Le ministre des Finances Jim Flaherty a soutenu que les
institutions financières canadiennes n’avaient pas besoin d’un sauvetage à
l’américaine. Mais lundi, à la suite de la publication d’une déclaration signée
par lui et les autres ministres des Finances du G-7 promettant entreprendre
« toutes actions nécessaires » pour maintenir l’intégrité du système
financier mondial, il a admis que, advenant le cas, le Canada imiterait les
Etats-Unis en retirant « les actifs non liquides déstabilisant les institutions
financières », c’est-à-dire organiser un sauvetage.
Un aspect clé
de la stratégie électorale conservatrice a été de parler des préoccupations
concernant l’état de l’économie.

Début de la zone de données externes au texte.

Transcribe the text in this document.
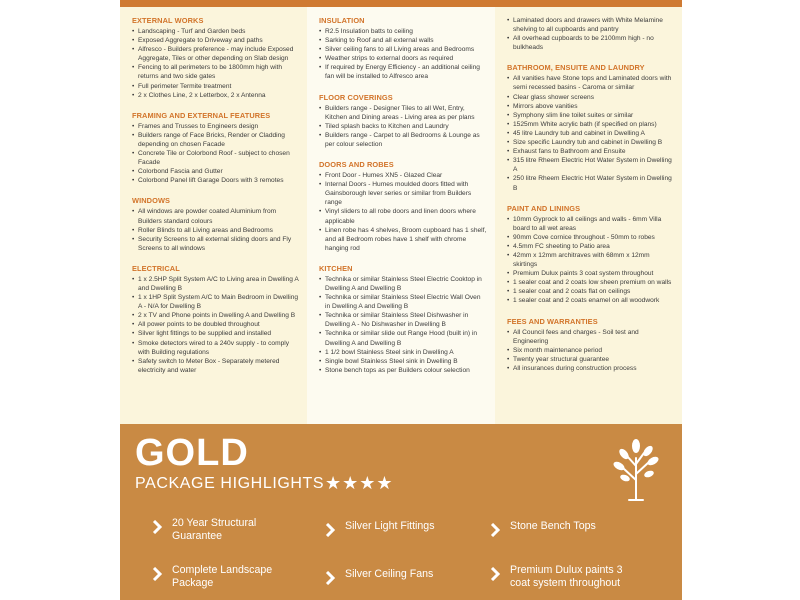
EXTERNAL WORKS
• Landscaping - Turf and Garden beds
• Exposed Aggregate to Driveway and paths
• Alfresco - Builders preference - may include Exposed Aggregate, Tiles or other depending on Slab design
• Fencing to all perimeters to be 1800mm high with returns and two side gates
• Full perimeter Termite treatment
• 2 x Clothes Line, 2 x Letterbox, 2 x Antenna
FRAMING AND EXTERNAL FEATURES
• Frames and Trusses to Engineers design
• Builders range of Face Bricks, Render or Cladding depending on chosen Facade
• Concrete Tile or Colorbond Roof - subject to chosen Facade
• Colorbond Fascia and Gutter
• Colorbond Panel lift Garage Doors with 3 remotes
WINDOWS
• All windows are powder coated Aluminium from Builders standard colours
• Roller Blinds to all Living areas and Bedrooms
• Security Screens to all external sliding doors and Fly Screens to all windows
ELECTRICAL
• 1 x 2.5HP Split System A/C to Living area in Dwelling A and Dwelling B
• 1 x 1HP Split System A/C to Main Bedroom in Dwelling A - N/A for Dwelling B
• 2 x TV and Phone points in Dwelling A and Dwelling B
• All power points to be doubled throughout
• Silver light fittings to be supplied and installed
• Smoke detectors wired to a 240v supply - to comply with Building regulations
• Safety switch to Meter Box - Separately metered electricity and water
INSULATION
• R2.5 Insulation batts to ceiling
• Sarking to Roof and all external walls
• Silver ceiling fans to all Living areas and Bedrooms
• Weather strips to external doors as required
• If required by Energy Efficiency - an additional ceiling fan will be installed to Alfresco area
FLOOR COVERINGS
• Builders range - Designer Tiles to all Wet, Entry, Kitchen and Dining areas - Living area as per plans
• Tiled splash backs to Kitchen and Laundry
• Builders range - Carpet to all Bedrooms & Lounge as per colour selection
DOORS AND ROBES
• Front Door - Humes XN5 - Glazed Clear
• Internal Doors - Humes moulded doors fitted with Gainsborough lever series or similar from Builders range
• Vinyl sliders to all robe doors and linen doors where applicable
• Linen robe has 4 shelves, Broom cupboard has 1 shelf, and all Bedroom robes have 1 shelf with chrome hanging rod
KITCHEN
• Technika or similar Stainless Steel Electric Cooktop in Dwelling A and Dwelling B
• Technika or similar Stainless Steel Electric Wall Oven in Dwelling A and Dwelling B
• Technika or similar Stainless Steel Dishwasher in Dwelling A - No Dishwasher in Dwelling B
• Technika or similar slide out Range Hood (built in) in Dwelling A and Dwelling B
• 1 1/2 bowl Stainless Steel sink in Dwelling A
• Single bowl Stainless Steel sink in Dwelling B
• Stone bench tops as per Builders colour selection
• Laminated doors and drawers with White Melamine shelving to all cupboards and pantry
• All overhead cupboards to be 2100mm high - no bulkheads
BATHROOM, ENSUITE AND LAUNDRY
• All vanities have Stone tops and Laminated doors with semi recessed basins - Caroma or similar
• Clear glass shower screens
• Mirrors above vanities
• Symphony slim line toilet suites or similar
• 1525mm White acrylic bath (if specified on plans)
• 45 litre Laundry tub and cabinet in Dwelling A
• Size specific Laundry tub and cabinet in Dwelling B
• Exhaust fans to Bathroom and Ensuite
• 315 litre Rheem Electric Hot Water System in Dwelling A
• 250 litre Rheem Electric Hot Water System in Dwelling B
PAINT AND LININGS
• 10mm Gyprock to all ceilings and walls - 6mm Villa board to all wet areas
• 90mm Cove cornice throughout - 50mm to robes
• 4.5mm FC sheeting to Patio area
• 42mm x 12mm architraves with 68mm x 12mm skirtings
• Premium Dulux paints 3 coat system throughout
• 1 sealer coat and 2 coats low sheen premium on walls
• 1 sealer coat and 2 coats flat on ceilings
• 1 sealer coat and 2 coats enamel on all woodwork
FEES AND WARRANTIES
• All Council fees and charges - Soil test and Engineering
• Six month maintenance period
• Twenty year structural guarantee
• All insurances during construction process
GOLD
PACKAGE HIGHLIGHTS ★★★★
20 Year Structural
Guarantee
Silver Light Fittings	Stone Bench Tops
Complete Landscape
Package
Silver Ceiling Fans	Premium Dulux paints 3
coat system throughout
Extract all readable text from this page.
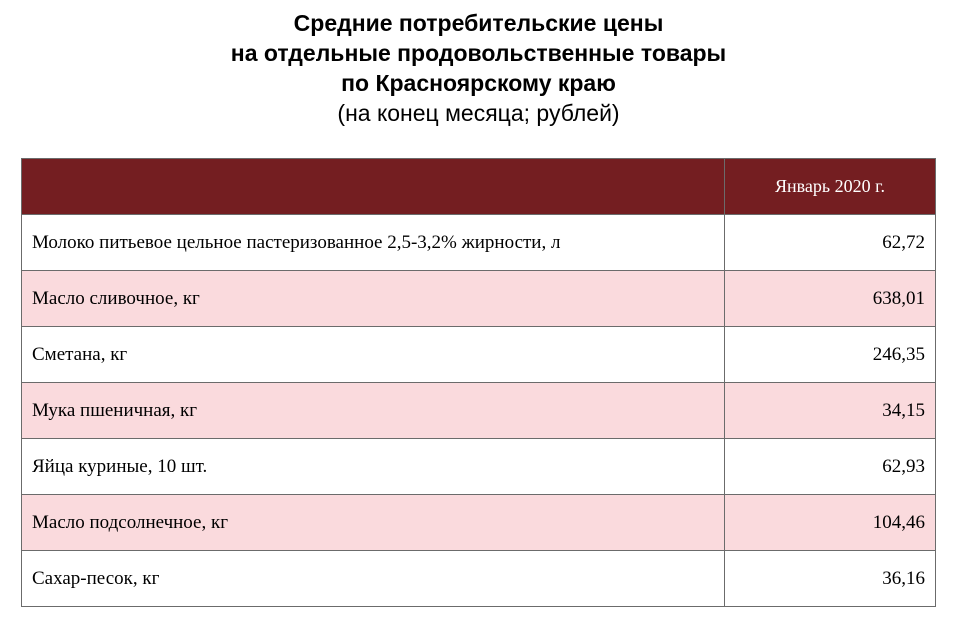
Средние потребительские цены

на отдельные продовольственные товары

по Красноярскому краю

(на конец месяца; рублей)

	Январь 2020 г.
Молоко питьевое цельное пастеризованное 2,5-3,2% жирности, л	62,72
Масло сливочное, кг	638,01
Сметана, кг	246,35
Мука пшеничная, кг	34,15
Яйца куриные, 10 шт.	62,93
Масло подсолнечное, кг	104,46
Сахар-песок, кг	36,16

Mais c’est une chose de présenter Harper comme
le dirigeant « prudent et constant » dont le pays à besoin à la
veille d’une période de turbulence économique et de dénigrer le projet de taxe
du « tournant vert » des libéraux « d’expérience risquée » ;
mais c’est une tout autre affaire de concéder le fait que les Canadiens sont
confrontés à une crise historique du système de profit.
De là la
position complexe et contradictoire des conservateurs. Ils appellent à un vote
sur la base qu’ils sont les seuls à pouvoir assurer une « direction
solide » en temps de troubles économiques mondiaux, tout en masquant
systématiquement la fragilité du système économique canadien et mondial.

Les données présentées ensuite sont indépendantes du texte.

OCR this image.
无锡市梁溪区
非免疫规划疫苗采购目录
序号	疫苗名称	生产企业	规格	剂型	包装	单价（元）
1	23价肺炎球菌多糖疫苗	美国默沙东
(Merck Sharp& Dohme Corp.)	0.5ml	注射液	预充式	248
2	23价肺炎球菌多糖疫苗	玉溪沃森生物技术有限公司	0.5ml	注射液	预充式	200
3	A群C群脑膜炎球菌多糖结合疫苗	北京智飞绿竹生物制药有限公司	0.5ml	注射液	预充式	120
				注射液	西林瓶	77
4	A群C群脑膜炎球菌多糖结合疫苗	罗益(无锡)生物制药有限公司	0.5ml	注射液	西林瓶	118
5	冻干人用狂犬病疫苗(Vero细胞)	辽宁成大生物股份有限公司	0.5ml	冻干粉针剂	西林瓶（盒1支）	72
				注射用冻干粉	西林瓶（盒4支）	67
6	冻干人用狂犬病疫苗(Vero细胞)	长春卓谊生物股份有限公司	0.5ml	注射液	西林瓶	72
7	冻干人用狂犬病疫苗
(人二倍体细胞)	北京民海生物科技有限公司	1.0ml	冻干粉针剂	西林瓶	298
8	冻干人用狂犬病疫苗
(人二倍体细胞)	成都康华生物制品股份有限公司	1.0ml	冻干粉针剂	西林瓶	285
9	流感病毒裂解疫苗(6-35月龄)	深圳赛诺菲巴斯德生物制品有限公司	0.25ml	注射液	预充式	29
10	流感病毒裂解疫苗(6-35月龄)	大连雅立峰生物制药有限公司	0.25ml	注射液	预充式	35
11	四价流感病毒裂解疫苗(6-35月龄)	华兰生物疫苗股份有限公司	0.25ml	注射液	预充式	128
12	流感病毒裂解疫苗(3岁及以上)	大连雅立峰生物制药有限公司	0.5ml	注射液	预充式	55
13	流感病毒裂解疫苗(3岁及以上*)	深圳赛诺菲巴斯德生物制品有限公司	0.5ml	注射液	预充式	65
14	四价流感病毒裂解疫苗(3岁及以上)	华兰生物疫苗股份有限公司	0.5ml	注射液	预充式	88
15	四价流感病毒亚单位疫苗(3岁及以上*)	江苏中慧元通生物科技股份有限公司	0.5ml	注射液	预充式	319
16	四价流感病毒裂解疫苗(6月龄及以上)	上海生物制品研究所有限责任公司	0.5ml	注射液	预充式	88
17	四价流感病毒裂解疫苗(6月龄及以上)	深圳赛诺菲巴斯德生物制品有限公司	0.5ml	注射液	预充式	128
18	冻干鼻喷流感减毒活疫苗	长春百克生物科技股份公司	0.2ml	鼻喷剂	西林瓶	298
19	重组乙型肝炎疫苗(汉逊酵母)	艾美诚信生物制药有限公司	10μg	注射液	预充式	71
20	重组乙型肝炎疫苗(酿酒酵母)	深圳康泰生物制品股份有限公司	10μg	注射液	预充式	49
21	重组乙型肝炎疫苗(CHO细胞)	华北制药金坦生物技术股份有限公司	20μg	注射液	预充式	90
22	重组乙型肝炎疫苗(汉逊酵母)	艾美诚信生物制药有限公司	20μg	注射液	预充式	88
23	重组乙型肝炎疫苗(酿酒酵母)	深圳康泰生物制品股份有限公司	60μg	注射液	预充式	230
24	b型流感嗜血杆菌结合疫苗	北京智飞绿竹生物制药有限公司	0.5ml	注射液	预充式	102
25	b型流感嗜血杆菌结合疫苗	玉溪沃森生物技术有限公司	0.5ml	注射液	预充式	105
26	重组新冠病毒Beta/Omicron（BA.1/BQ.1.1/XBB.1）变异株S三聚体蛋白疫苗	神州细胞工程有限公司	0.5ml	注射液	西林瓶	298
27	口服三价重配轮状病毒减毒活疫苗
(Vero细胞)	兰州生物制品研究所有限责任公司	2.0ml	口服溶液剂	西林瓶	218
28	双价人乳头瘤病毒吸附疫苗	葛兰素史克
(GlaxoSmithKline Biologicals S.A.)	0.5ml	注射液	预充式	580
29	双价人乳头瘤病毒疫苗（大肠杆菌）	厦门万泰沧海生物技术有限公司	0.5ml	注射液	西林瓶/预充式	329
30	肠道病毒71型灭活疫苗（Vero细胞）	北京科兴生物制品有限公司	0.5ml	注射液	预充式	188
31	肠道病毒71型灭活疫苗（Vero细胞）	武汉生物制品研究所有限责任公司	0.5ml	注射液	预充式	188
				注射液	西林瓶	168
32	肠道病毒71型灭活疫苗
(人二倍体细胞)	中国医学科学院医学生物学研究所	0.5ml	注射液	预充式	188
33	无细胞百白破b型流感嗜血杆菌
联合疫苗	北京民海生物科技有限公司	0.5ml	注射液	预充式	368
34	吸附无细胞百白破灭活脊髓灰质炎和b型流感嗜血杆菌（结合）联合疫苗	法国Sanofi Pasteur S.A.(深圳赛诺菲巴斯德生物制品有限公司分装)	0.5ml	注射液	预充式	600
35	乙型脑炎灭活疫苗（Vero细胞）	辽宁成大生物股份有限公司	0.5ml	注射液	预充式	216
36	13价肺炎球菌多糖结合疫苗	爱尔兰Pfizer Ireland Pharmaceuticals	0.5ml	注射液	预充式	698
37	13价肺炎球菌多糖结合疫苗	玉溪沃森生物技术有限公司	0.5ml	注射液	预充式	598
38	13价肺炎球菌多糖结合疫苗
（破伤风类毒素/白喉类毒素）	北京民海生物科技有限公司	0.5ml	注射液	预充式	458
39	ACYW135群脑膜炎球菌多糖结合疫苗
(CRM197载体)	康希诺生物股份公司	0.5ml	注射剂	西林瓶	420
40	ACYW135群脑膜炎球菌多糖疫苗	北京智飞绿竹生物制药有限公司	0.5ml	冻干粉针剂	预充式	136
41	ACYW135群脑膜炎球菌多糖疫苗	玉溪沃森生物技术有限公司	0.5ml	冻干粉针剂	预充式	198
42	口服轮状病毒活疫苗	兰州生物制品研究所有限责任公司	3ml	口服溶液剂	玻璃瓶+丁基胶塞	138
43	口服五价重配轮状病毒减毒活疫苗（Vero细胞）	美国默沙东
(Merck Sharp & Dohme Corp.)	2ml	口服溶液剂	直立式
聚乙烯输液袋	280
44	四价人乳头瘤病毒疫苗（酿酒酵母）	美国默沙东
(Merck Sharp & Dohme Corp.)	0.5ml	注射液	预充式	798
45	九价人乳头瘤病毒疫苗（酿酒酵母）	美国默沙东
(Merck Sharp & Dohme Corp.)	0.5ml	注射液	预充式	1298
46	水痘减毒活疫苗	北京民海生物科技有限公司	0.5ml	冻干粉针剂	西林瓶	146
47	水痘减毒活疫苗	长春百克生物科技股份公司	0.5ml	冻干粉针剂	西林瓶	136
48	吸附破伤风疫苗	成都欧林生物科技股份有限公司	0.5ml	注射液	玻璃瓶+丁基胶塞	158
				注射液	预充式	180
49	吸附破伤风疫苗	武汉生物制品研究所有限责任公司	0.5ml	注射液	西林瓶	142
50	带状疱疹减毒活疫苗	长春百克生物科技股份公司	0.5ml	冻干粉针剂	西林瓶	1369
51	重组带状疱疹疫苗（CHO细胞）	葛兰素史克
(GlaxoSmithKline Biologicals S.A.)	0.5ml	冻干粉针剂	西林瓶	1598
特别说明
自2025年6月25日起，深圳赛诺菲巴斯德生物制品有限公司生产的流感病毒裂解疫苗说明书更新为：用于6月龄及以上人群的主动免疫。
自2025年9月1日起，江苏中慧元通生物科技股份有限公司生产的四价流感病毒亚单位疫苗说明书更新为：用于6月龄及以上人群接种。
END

En vérité les conservateurs cherchent d’abord et avant tout
à convaincre l’élite corporative en demandant à la grande entreprise de se
rallier derrière leur offensive pour l’obtention d’un gouvernement
majoritaire. L’argument implicite est qu’un gouvernement qui n’a pas à aller
en élection avant au moins 2012 sera plus isolé de la pression populaire et
donc dans une meilleure position pour agir brutalement en imposant le fardeau
de la crise économique à la classe ouvrière.
Pour le
souligner, Harper, dans son discours d’ouverture de campagne, a promis que les
conservateurs vont aller de l’avant avec des politiques fiscales destinées à
canaliser une proportion encore plus grande du revenu national vers les
sections les plus privilégiées de la société et à réduire la capacité de l’Etat
à financer les services sociaux et publics.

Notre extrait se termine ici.